On that background a Danish project group with participants from the Centre for Cold War Studies, University of Southern Denmark (Thomas Wegener Friis), Roskilde University (Chris Holmsted Larsen), The Royal Library (Morten Møller), and The Workers' Museum & ABA (Jesper Jørgensen) in 2010 prepared a collecting and research project on the Danes in the Comintern. Fortunately, the project was granted economic support from the Danish Carlsberg Foundation. Yet we could not have started without some indications about a chance to realise the project – which we got through the help from the Ludwig Boltzmann Institut für Kriegsfolgen-Forschung in Graz, Austria. Since many years the institute maintains a close cooperation with the Russian State Archive of Social and Political History (RGASPI) which mainly holds pre-1952 archives of the Communist Party of the Soviet Union, including the Comintern Archives, and with the Russian State Archive of Contemporary History (RGANI), which mainly holds post-1952 communist archives.

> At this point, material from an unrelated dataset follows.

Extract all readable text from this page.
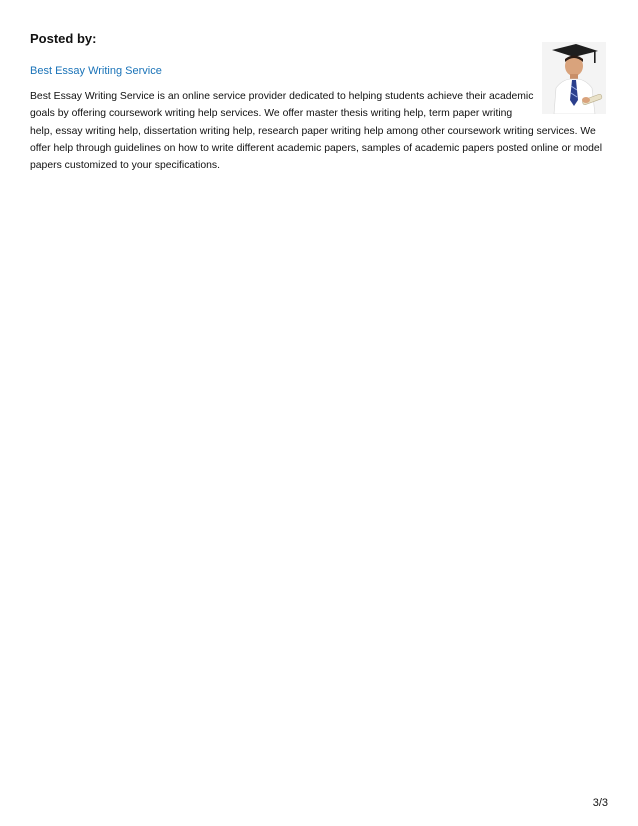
Posted by:
Best Essay Writing Service
Best Essay Writing Service is an online service provider dedicated to helping students achieve their academic goals by offering coursework writing help services. We offer master thesis writing help, term paper writing help, essay writing help, dissertation writing help, research paper writing help among other coursework writing services. We offer help through guidelines on how to write different academic papers, samples of academic papers posted online or model papers customized to your specifications.
3/3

In the beginning of 2012 an agreement with RGASPI was signed, and the scanning of the files and the transfer of copies of 402 personal files began (the rest of the 466 dela is either at RGANI or are 'svobodnyi', meaning the numbers are not assigned to real files). In the end of the year the process was successfully brought to an end. The Danish-Russian Archive Project also includes publishing a primary source collection based on the personal files. The publication will include the documents in facsimile, consequently mainly in Russian, German and Danish, and will be published in 2013. As an early result of the project the first Danish- Russian conference on contemporary history since many years was held in September 2011 at the University of Southern Denmark. Researchers from leading archives and universities in Russia and Denmark participated with presentations concerning the Comintern and Danish-Soviet relations. An anthology with the same title based on the conference papers and edited by Jesper Jørgensen, Alexander Chubaryan, Andrei Sorokin and Thomas Wegener Friis was published in December 2012.